Flashy YouTube 'Prom-posals' Rival Marriage Proposals

Students go to great lengths to impress their dates.

ByABC News
May 13, 2011, 10:58 AM

May 13, 2011— -- Guys have been staging elaborate marriage proposals for decades, but the millennial generation will grow up remembering a different, increasingly momentous, event: their prom-posal.

Once upon a time finding a prom date was simple – and private. All it took was one question. Now, YouTube videos of elaborate "prom-posals" are going viral, and on this week's episode of "Glee," fittingly titled "Prom Queen," Artie asked Brittany to prom by singing Steve Wonder's "Isn't She Lovely," accompanied by acoustic guitars.

The scene appeared to have been modeled after Jason Pitts' prom-posal. Pitts, a Santa Monica High School senior from Culver City, Calif. spent nearly two weeks in March planning a prom-posal for Lianna Cohen, 18, and eventually serenaded her in class.

Playing the guitar, surrounded by a capella singers, Pitts sang, "Lianna, you're so beautiful, I just want you to stay calm / Lianna, you're so beautiful, I'd like to ask you to prom."

Cohen, delighted, nearly doubled over as the song ended. At that point there wasn't any doubt: Her answer was yes.

The video made its way from the social news website Reddit to Ryan Seacrest's Twitter feed, and now Pitts has been interviewed by "Good Morning America," as well as reporters in Sweden and Norway.

"I thought these kinds of proposals were more common but I guess not because people have been telling me I raised the bar," said Pitts, whose song now has more than half a million hits on YouTube. "Some guys have sarcastically said they hate me now."

It was the second time a girl had inspired him to write lyrics, the first being for a song called "Wonderland." That relationship is over. "I don't play that song anymore."

Higher Expectations

Jessica Kim says her friend Justin Chung raised the bar at her school after he literally took the plunge to ask her to be his prom date. To her knowledge, nothing like that had ever been done at her school before.

"It was really unexpected, and it got so big. I'm so shocked at how big it got," said Kim, 18, reflecting on the sudden popularity of the 2009 prom proposal video, which has generated more than half a million views.

At the time she was a 16-year-old junior at Glen A. Wilson High School in Hacienda Heights.

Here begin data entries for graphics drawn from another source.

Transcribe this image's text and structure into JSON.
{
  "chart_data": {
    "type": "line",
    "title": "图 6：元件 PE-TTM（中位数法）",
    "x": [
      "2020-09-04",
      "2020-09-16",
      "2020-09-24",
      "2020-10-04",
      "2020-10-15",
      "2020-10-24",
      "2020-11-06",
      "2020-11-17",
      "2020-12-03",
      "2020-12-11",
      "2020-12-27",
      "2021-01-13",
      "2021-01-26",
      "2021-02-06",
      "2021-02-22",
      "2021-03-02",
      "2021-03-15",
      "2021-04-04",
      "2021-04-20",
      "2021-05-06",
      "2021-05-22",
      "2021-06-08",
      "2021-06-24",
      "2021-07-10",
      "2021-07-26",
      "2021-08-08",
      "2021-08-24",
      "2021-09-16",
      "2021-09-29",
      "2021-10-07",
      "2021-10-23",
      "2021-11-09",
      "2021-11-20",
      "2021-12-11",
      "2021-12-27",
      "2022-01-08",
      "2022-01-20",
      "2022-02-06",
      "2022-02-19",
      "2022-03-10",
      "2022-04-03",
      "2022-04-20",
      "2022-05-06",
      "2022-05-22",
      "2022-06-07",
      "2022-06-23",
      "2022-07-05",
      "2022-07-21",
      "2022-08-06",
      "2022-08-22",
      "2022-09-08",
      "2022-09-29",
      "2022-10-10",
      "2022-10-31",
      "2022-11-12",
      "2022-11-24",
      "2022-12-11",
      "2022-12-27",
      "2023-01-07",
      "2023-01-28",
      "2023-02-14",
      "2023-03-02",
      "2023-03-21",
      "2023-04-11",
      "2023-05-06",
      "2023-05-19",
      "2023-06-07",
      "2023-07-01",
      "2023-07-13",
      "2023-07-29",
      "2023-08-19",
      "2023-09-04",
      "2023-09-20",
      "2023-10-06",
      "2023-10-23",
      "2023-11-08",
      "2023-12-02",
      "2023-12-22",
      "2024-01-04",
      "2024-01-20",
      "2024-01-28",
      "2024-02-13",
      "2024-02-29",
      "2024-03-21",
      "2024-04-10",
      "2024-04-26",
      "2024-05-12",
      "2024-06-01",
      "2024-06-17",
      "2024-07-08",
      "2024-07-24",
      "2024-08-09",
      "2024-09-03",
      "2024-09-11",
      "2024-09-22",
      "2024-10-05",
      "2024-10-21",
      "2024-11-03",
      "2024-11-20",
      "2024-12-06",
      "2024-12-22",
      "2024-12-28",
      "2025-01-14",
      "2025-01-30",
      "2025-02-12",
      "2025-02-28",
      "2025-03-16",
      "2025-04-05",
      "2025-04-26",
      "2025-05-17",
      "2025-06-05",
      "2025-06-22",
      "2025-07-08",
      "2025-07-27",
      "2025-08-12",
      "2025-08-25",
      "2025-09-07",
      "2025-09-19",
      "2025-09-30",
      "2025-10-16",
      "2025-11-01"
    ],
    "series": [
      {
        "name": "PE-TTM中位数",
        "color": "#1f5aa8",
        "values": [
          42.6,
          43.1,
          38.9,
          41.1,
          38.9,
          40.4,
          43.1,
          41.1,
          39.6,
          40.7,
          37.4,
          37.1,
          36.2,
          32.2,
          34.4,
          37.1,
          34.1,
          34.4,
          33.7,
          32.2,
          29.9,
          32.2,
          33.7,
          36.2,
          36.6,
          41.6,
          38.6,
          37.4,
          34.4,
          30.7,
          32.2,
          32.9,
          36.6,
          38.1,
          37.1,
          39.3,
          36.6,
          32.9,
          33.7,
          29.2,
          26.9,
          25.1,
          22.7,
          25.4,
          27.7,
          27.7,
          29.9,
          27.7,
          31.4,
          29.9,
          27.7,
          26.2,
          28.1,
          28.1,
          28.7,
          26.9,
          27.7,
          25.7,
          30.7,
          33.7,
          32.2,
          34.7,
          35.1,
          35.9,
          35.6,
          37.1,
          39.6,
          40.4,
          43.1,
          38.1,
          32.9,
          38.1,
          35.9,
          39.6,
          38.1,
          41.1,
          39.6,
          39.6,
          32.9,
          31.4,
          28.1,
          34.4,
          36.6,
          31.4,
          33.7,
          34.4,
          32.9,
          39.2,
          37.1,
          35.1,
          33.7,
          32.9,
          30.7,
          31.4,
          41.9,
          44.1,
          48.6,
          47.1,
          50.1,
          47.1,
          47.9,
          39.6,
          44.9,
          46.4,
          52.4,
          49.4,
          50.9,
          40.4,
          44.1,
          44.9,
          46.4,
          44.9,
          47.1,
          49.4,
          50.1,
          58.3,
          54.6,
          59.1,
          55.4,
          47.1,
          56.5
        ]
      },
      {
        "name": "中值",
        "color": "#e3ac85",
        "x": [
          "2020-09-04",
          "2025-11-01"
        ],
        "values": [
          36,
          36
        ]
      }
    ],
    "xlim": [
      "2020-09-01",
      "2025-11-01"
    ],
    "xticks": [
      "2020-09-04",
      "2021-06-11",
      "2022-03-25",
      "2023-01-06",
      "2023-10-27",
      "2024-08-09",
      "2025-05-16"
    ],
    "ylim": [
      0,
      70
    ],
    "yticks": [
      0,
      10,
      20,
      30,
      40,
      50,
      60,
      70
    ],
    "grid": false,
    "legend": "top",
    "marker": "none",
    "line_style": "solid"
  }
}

She and her teammates were at swim practice when she looked up to see Chung climbing up the diving board, holding a rose.

As the other kids squealed, "Oh my God!" and "So cute!" he asked her if she'd go to prom with him. When she said yes he plunged into the water, fully clothed.

"I was like, 'Oh my goodness. Please don't jump,'" Kim said. "It happened so fast and after, when I saw the video, he was so close to the lane line -- so dangerous."

Chung recalled how difficult it was to swim in clothing. "It was really heavy and weighing me down," he said. "As I was going up on the diving board I was like, 'I can't believe I'm doing this.' I tried to act as normal as possible and pretend I wasn't going to jump in."

The only glitch occurred when the rosebud he was holding broke off after hitting the water. But Chung had come prepared.

"He got another one and put it in my swim bag," Kim said.

It wouldn't be the last grandiose proposal for Kim. During her senior year, a friend asked her to the homecoming dance during halftime at a football game by running onto the field and holding up a large sign.

"Guys are pretty clever nowadays," she said.